Beurling-type density criteria for system identification

TL;DR

This paper establishes a density criterion for identifying linear time-varying systems with delay-Doppler shifts, linking system identification to complex analysis and ensuring robust recovery under certain density conditions.

Contribution

It introduces a Beurling density condition for system identifiability without geometric discretization constraints, connecting it to Bargmann-Fock space interpolation.

Findings

Identifiability when density is less than 1/2

Density condition is necessary for certain classes of systems

Robust support and weight recovery with vanishing error

Abstract

This paper addresses the problem of identifying a linear time-varying (LTV) system characterized by a (possibly infinite) discrete set of delay-Doppler shifts without a lattice (or other geometry-discretizing) constraint on the support set.
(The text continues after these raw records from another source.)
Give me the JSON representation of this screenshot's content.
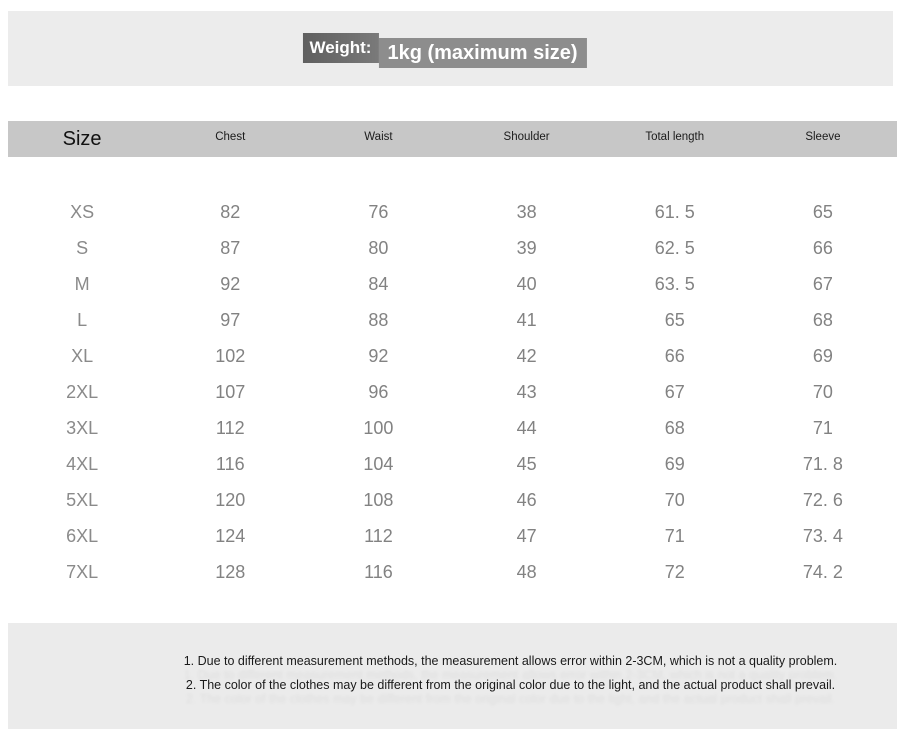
{
  "weight_banner": {
    "label": "Weight:",
    "value": "1kg (maximum size)"
  },
  "size_chart": {
    "columns": [
      "Size",
      "Chest",
      "Waist",
      "Shoulder",
      "Total length",
      "Sleeve"
    ],
    "rows": [
      [
        "XS",
        "82",
        "76",
        "38",
        "61. 5",
        "65"
      ],
      [
        "S",
        "87",
        "80",
        "39",
        "62. 5",
        "66"
      ],
      [
        "M",
        "92",
        "84",
        "40",
        "63. 5",
        "67"
      ],
      [
        "L",
        "97",
        "88",
        "41",
        "65",
        "68"
      ],
      [
        "XL",
        "102",
        "92",
        "42",
        "66",
        "69"
      ],
      [
        "2XL",
        "107",
        "96",
        "43",
        "67",
        "70"
      ],
      [
        "3XL",
        "112",
        "100",
        "44",
        "68",
        "71"
      ],
      [
        "4XL",
        "116",
        "104",
        "45",
        "69",
        "71. 8"
      ],
      [
        "5XL",
        "120",
        "108",
        "46",
        "70",
        "72. 6"
      ],
      [
        "6XL",
        "124",
        "112",
        "47",
        "71",
        "73. 4"
      ],
      [
        "7XL",
        "128",
        "116",
        "48",
        "72",
        "74. 2"
      ]
    ]
  },
  "notes": [
    "1. Due to different measurement methods, the measurement allows error within 2-3CM, which is not a quality problem.",
    "2. The color of the clothes may be different from the original color due to the light, and the actual product shall prevail."
  ],
  "colors": {
    "banner_bg": "#ececec",
    "weight_label_bg": "#666666",
    "weight_value_bg": "#8d8d8d",
    "header_bar_bg": "#c7c7c7",
    "header_text": "#1b1b1b",
    "table_text": "#828282",
    "notes_bg": "#ebebeb",
    "note_text": "#1a1a1a"
  }
}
Concretely, we show that a class of such LTV systems is identifiable whenever the upper uniform Beurling density of the delay-Doppler support sets, measured uniformly over the class, is strictly less than 1/2. The proof of this result reveals an interesting relation between LTV system identification and interpolation in the Bargmann-Fock space. Moreover, we show that this density condition is also necessary for classes of systems invariant under time-frequency shifts and closed under a natural topology on the support sets. We furthermore show that identifiability guarantees robust recovery of the delay-Doppler support set, as well as the weights of the individual delay-Doppler shifts, both in the sense of asymptotically vanishing reconstruction error for vanishing measurement error.